Bio: Tobias works as Scientific Director in Janssen’s internal statistical consulting group. His primary consultancy responsibilities are on adaptive study designs, the handling of multiplicity and statistical modelling in general. Tobias joined Janssen in 2018 from ICON Clinical Research, where he implemented adaptive dose ranging designs, including MCP-Mod, into ADDPLAN DF. In his consultancy roles at ICON and Janssen, he supported many innovative study designs projects, including: inferentially seamless Phase 2/3 designs, adaptive Phase 2 Dose-Finding designs with MCPMod, Phase 1/2 PoC Dose-Finding designs using Bayesian Go/No-Go criteria and designs with adaptive endpoint selection. Tobias holds a PhD degree from Otto-von-Guericke-Universität Magdeburg in Germany. His doctoral dissertation was on the topic of optimum experimental design for nonlinear mixed effects models.
France Mentré (School of Medicine of University of Paris)
Bio: France Mentré is Professor of Biostatistics in the School of Medicine of University of Paris. She heads an INSERM research team on Biostatistical Modelling and Pharmacometrics in treatment of Infectious Diseases. She has worked on development and application of methods for nonlinear mixed-effects models and pharmacometrics for more than 30 years. She applies these models to understand the variability in the response to anti-infective agents. She is leading the development of the software PFIM for optimal design in pharmacometrics. She has published more than 250 articles in biostatistics, pharmacometrics, clinical pharmacology or medical research.

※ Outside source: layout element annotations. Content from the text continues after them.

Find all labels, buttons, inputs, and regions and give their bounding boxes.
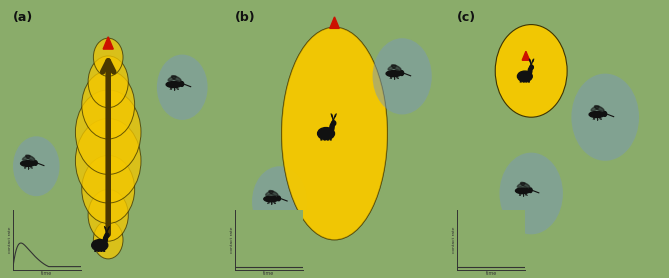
- Ellipse shape: [21, 161, 35, 166]
- Ellipse shape: [166, 81, 181, 88]
- Ellipse shape: [591, 106, 599, 111]
- Circle shape: [94, 221, 123, 259]
- Ellipse shape: [318, 128, 334, 140]
- Circle shape: [157, 54, 207, 120]
- Ellipse shape: [171, 76, 181, 81]
- Ellipse shape: [105, 233, 109, 238]
- Circle shape: [500, 153, 563, 234]
- Ellipse shape: [386, 71, 401, 77]
- Ellipse shape: [269, 190, 278, 196]
- Circle shape: [400, 71, 403, 75]
- Text: (b): (b): [235, 11, 256, 24]
- Text: (c): (c): [457, 11, 476, 24]
- Ellipse shape: [517, 183, 525, 187]
- Ellipse shape: [282, 27, 387, 240]
- Ellipse shape: [595, 106, 604, 111]
- Circle shape: [571, 74, 639, 161]
- Ellipse shape: [388, 65, 396, 70]
- Ellipse shape: [528, 67, 532, 75]
- Ellipse shape: [266, 191, 273, 195]
- Circle shape: [82, 71, 134, 139]
- Ellipse shape: [332, 121, 336, 126]
- Circle shape: [33, 161, 37, 165]
- Circle shape: [88, 189, 128, 241]
- Circle shape: [180, 81, 184, 86]
- Ellipse shape: [264, 196, 278, 202]
- Ellipse shape: [330, 123, 334, 132]
- Circle shape: [252, 166, 307, 237]
- Circle shape: [76, 90, 141, 174]
- Ellipse shape: [391, 65, 401, 71]
- Ellipse shape: [103, 235, 108, 244]
- Ellipse shape: [520, 182, 530, 188]
- Circle shape: [373, 38, 432, 115]
- Ellipse shape: [282, 27, 387, 240]
- Circle shape: [529, 188, 532, 193]
- Circle shape: [495, 24, 567, 117]
- Polygon shape: [103, 37, 113, 49]
- Circle shape: [94, 38, 123, 76]
- Circle shape: [76, 119, 141, 203]
- Ellipse shape: [92, 240, 108, 251]
- Circle shape: [13, 136, 60, 196]
- Ellipse shape: [530, 65, 533, 70]
- Polygon shape: [330, 17, 339, 28]
- Ellipse shape: [516, 188, 530, 193]
- Text: (a): (a): [13, 11, 33, 24]
- Circle shape: [603, 111, 607, 116]
- Ellipse shape: [23, 155, 30, 160]
- Circle shape: [277, 196, 280, 201]
- Circle shape: [82, 155, 134, 224]
- Ellipse shape: [25, 155, 35, 161]
- Polygon shape: [522, 51, 530, 60]
- Ellipse shape: [517, 71, 533, 81]
- Circle shape: [88, 56, 128, 108]
- Ellipse shape: [168, 76, 176, 81]
- Ellipse shape: [589, 111, 604, 118]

She received in 2013 the USCF/ISoP Lewis B. Sheiner Lecturer Award and in 2018 the ASCPT Sheiner-Beal Pharmacometrics award. She is the co-chair and one of the founder of the Special Interest Group on Statistics and Pharmacometrics of ASA and ISOP. She is editor in chief since October 2018 of CPT: Pharmacometrics and System Pharmacology.
Rob Hemmings (Consilium)
Bio: Rob Hemmings is a partner at Consilium. Consilium is his consultancy partnership with Tomas Salmonson, a long-standing member of the EMA’s CHMP and formerly the chair of that committee. Tomas and Rob support companies in the development, authorisation and life-cycle management of medicines.
Previously Rob worked at AstraZeneca and for 19 years at the Medicines and Healthcare products Regulatory Agency, heading the group of medical statisticians and pharmacokineticists. He is a statistician by background and whilst working at MHRA he was co-opted as a member of EMA’s CHMP for expertise in medical statistics and epidemiology. At CHMP he was Rapporteur for multiple products and was widely engaged across both scientific and policy aspects of the committee’s work. He was fortunate to chair the CHMP’s Scientific Advice Working Party for 8 years and also chaired their expert groups on Biostatistics, Modelling and Simulation and Extrapolation. He wrote or co-wrote multiple regulatory guidance documents, including those related to estimands, subgroups, use of conditional marketing authorisation, development of fixed-dose combinations, extrapolation and adaptive designs. He has a particular interest in when and how to use data generated in clinical practice to support drug development.